Pipelining Task Results With Task.WhenEach
[C#, .NET]
Yesterday, we looked at how to parallelize work using Parallel.ForEach
and Task.WhenAll
Today, we will examine a scenario where you have several tasks that perform some work, and you would like the results processed as soon as they are available.
For this, .NET 9 has added a construct to support such scenarios: Task.ForEach
For our example, we will address the problem of establishing the size (in bytes) of the home pages of various websites.
The algorithm is as follows:
- Send a HEAD request to the site
- Read the response and check if there is a Content-Length header. Not all servers set this header.
- If there is, return that
- If there isn’t, fetch the actual page as a string
- Determine the size of the string and return that.
using System.Text;
using Serilog;
Log.Logger = new LoggerConfiguration()
.Enrich.WithThreadId()
.WriteTo.Console(
outputTemplate:
"{Timestamp:yyyy-MM-dd HH:mm:ss.fff} [{Level:u3} Thread:{ThreadId}] {Message:lj}{NewLine}{Exception}")
.CreateLogger();
const string linkText = """
https://www.innova.co.ke
https://www.facebook.com
https://www.google.com
https://www.microsoft.com
https://www.amazon.com
https://www.marvel.com
https://www.netflix.com
https://www.dc.com
https://www.hbo.com
https://www.hulu.com
https://www.cnn.com
https://www.bbc.com
https://www.aljazeera.net
https://www.kbc.co.ke
https://www.standardmedia.co.ke
https://www.nation.africa
""";
// Split the text into an array if strings
var links = linkText.Split(Environment.NewLine);
// Create a new HttpClient
var client = new HttpClient();
// Set the user agent (some servers reject requests without one!)
client.DefaultRequestHeaders.Add("User-Agent",
"Mozilla/5.0 (platform; rv:gecko-version) Gecko/gecko-trail Firefox/firefox-version");
// Create a list of tasks
List<Task<(long Bytes, string URL)>> tasks = [];
foreach (var link in links)
tasks.Add(FetchLink(link));
// Execute the work
await foreach (var task in Task.WhenEach(tasks))
try
{
var result = await task;
Log.Information("Site {Site} is {Size:#,0} bytes", result.URL, result.Bytes);
}
catch (Exception ex)
{
Log.Error(ex, "Error occured while fetching site {Site}", task.Result.URL);
}
return;
// Local function to fetch links
async Task<(long Bytes, string URL)> FetchLink(string link)
{
// Log request
Log.Information("Fetching {Link}", link);
// Send HEAD request to home oage
var result = await client.SendAsync(new HttpRequestMessage(HttpMethod.Head, new Uri(link)));
// Check if the header is present
if (result.Content.Headers.ContentLength.HasValue)
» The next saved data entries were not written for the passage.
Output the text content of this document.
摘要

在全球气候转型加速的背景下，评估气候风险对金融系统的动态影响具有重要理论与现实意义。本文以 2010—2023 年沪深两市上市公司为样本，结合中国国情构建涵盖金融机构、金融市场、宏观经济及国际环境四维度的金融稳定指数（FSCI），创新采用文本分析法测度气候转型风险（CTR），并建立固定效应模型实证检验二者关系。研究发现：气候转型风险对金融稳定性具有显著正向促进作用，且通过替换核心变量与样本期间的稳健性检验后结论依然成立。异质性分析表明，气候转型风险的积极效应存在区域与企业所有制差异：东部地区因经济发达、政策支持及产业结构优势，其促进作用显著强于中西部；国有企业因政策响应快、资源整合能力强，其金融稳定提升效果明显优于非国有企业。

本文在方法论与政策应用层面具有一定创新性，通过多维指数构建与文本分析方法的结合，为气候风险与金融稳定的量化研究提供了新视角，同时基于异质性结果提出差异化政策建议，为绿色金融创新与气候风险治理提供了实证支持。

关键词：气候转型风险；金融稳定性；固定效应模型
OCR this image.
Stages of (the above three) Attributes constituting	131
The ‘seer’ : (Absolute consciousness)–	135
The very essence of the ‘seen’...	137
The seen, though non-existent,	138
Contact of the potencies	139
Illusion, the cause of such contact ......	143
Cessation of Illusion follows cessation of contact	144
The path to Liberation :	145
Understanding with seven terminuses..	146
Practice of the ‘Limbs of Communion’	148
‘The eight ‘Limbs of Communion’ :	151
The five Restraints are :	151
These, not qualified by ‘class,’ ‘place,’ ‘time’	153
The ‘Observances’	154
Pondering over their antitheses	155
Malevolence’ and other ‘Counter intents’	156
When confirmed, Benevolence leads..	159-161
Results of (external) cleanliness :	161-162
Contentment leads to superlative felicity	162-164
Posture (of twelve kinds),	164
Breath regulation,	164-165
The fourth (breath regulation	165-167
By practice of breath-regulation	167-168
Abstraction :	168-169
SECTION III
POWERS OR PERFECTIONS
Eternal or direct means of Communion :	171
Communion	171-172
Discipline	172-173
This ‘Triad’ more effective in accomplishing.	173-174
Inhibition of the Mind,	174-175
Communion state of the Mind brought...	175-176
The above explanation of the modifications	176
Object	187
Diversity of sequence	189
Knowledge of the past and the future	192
return (result.Content.Headers.ContentLength.Value, link);
// If we are here, fetch the size manually
var rawResult = await client.GetStringAsync(link);
// Measure the size
return (Encoding.UTF8.GetByteCount(rawResult), link);
}
The results are as follows:
Task.ForEach
works by creating an IAsyncEnumerable that will yield the supplied tasks as those tasks completed.
TLDR
Task.WhenEach
allows for asynchronous processing of multiple tasks, returning results per task immediately they are available for processing.
The code is in my GitHub.
Happy hacking!